One of the successes of second wave feminism involved dismantling a lot of the barriers that women faced. My late mother, who was a school teacher, used to talk of how she came out to UBC as a young women to talk with faculty in the horticultural program about studying there (keep in mind this was the late 1940s or early 1950s).  They sized her up and said, without even discussing academics, women aren't good horticulturalists, maybe you should consider becoming a nurse or a teacher? Her experience was not dissimilar among women of her generation.  Second wave feminism attacked those false boundaries. Admission requirements (formal or informal) based on gender are no longer supposed to be tolerated. In this context, and despite the expansion of post secondary opportunities, young men are finding themselves at a disadvantage - not becuase of unfair advantages granted to women, but becuase they just don't measure up now that the special advantage of being male has been removed. 

Now before anyone suggests I selling my gender out or that I might be suggesting no young man is smart enough to make it, let me be clear that is not what I am saying. What I am saying is that even as the barriers to women's full participation in post secondary are coming down the messaging to young men hasn't yet caught up. The old message implied that being a boy and a young man gave you something a little bit special. The new message is that being a human being in our various and marvellous forms is what makes us special - not the gender assigned to us.  But while young men are still hearing the old whispers about how special they are, they aren't seeing as many special rewards as they might think they deserve.  In fact some of them rather feel like they are being made fun of, dismissed, rated down and discriminated against: but they are not.

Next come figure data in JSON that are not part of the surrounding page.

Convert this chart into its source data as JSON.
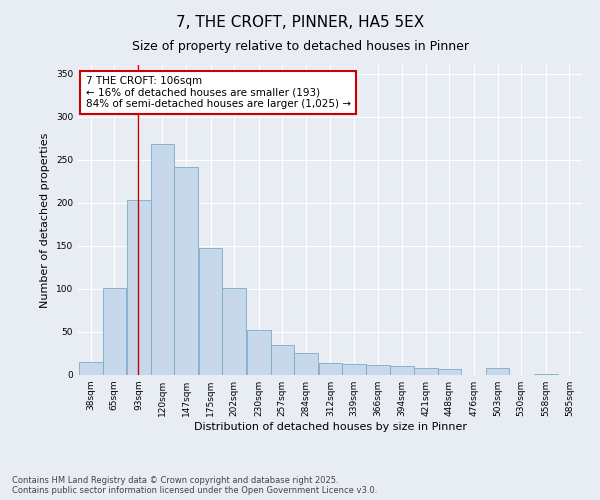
{
  "title": "7, THE CROFT, PINNER, HA5 5EX",
  "subtitle": "Size of property relative to detached houses in Pinner",
  "xlabel": "Distribution of detached houses by size in Pinner",
  "ylabel": "Number of detached properties",
  "bar_color": "#c8d8eb",
  "bar_edge_color": "#7aaac8",
  "background_color": "#e8edf4",
  "grid_color": "#ffffff",
  "bin_starts": [
    38,
    65,
    93,
    120,
    147,
    175,
    202,
    230,
    257,
    284,
    312,
    339,
    366,
    394,
    421,
    448,
    476,
    503,
    530,
    558,
    585
  ],
  "bin_width": 27,
  "bar_heights": [
    15,
    101,
    203,
    268,
    241,
    147,
    101,
    52,
    35,
    25,
    14,
    13,
    12,
    10,
    8,
    7,
    0,
    8,
    0,
    1
  ],
  "property_size": 106,
  "annotation_line1": "7 THE CROFT: 106sqm",
  "annotation_line2": "← 16% of detached houses are smaller (193)",
  "annotation_line3": "84% of semi-detached houses are larger (1,025) →",
  "annotation_box_color": "#ffffff",
  "annotation_box_edge_color": "#cc0000",
  "vline_color": "#cc0000",
  "ylim": [
    0,
    360
  ],
  "yticks": [
    0,
    50,
    100,
    150,
    200,
    250,
    300,
    350
  ],
  "footer_line1": "Contains HM Land Registry data © Crown copyright and database right 2025.",
  "footer_line2": "Contains public sector information licensed under the Open Government Licence v3.0.",
  "title_fontsize": 11,
  "subtitle_fontsize": 9,
  "tick_fontsize": 6.5,
  "label_fontsize": 8,
  "annotation_fontsize": 7.5,
  "footer_fontsize": 6
}
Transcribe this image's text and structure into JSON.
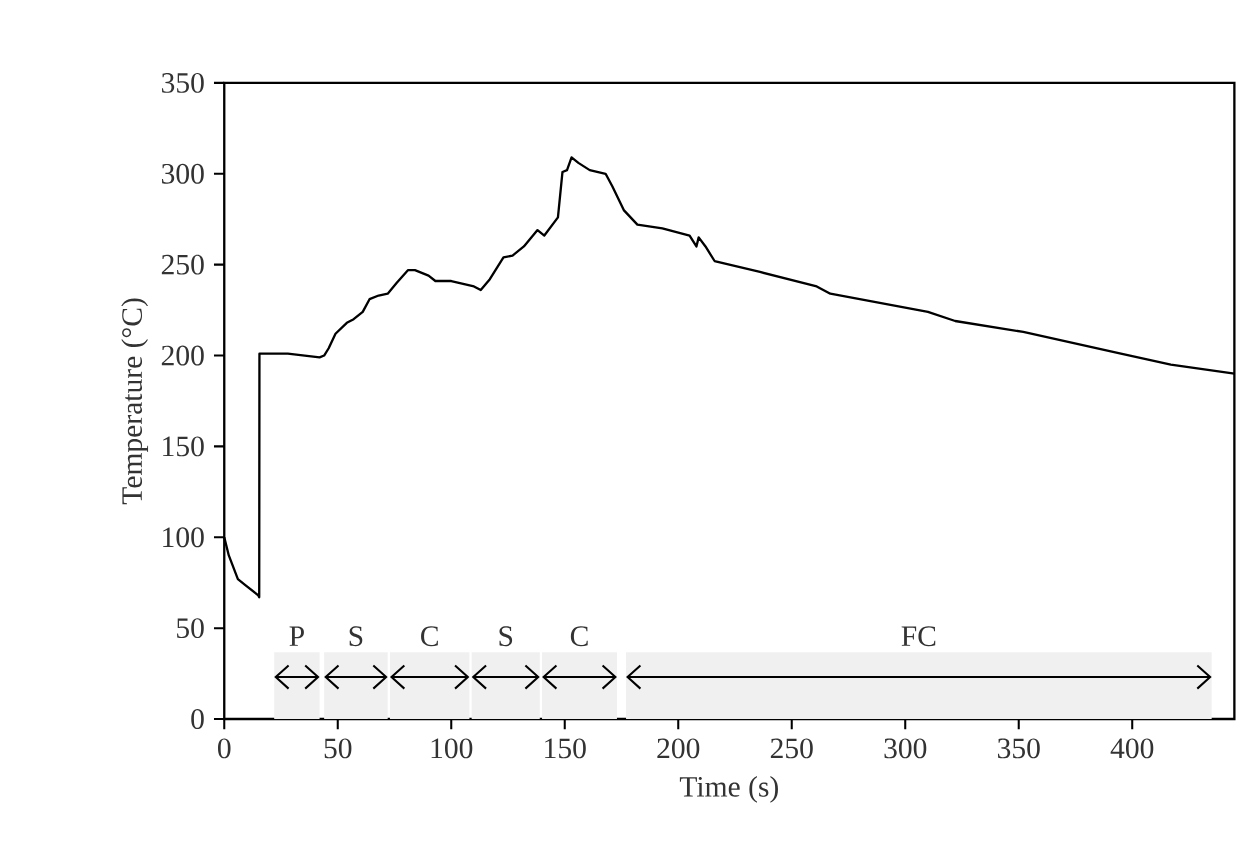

And there we were at the end of the workshop with a half dozen young men stading in a half circle facing down the moderator and one elderly gentleman. It was as though they thought that if they expressed their feelings enough times, if they shifted their circle a bit tighter, if they said it loud enough, then all of us sitting quietly around the outside might somehow change our minds and "say you're right, it's so terrible that your special privileges are being taken away." But that isn't going to happen. Not today, not tomorrow, not ever.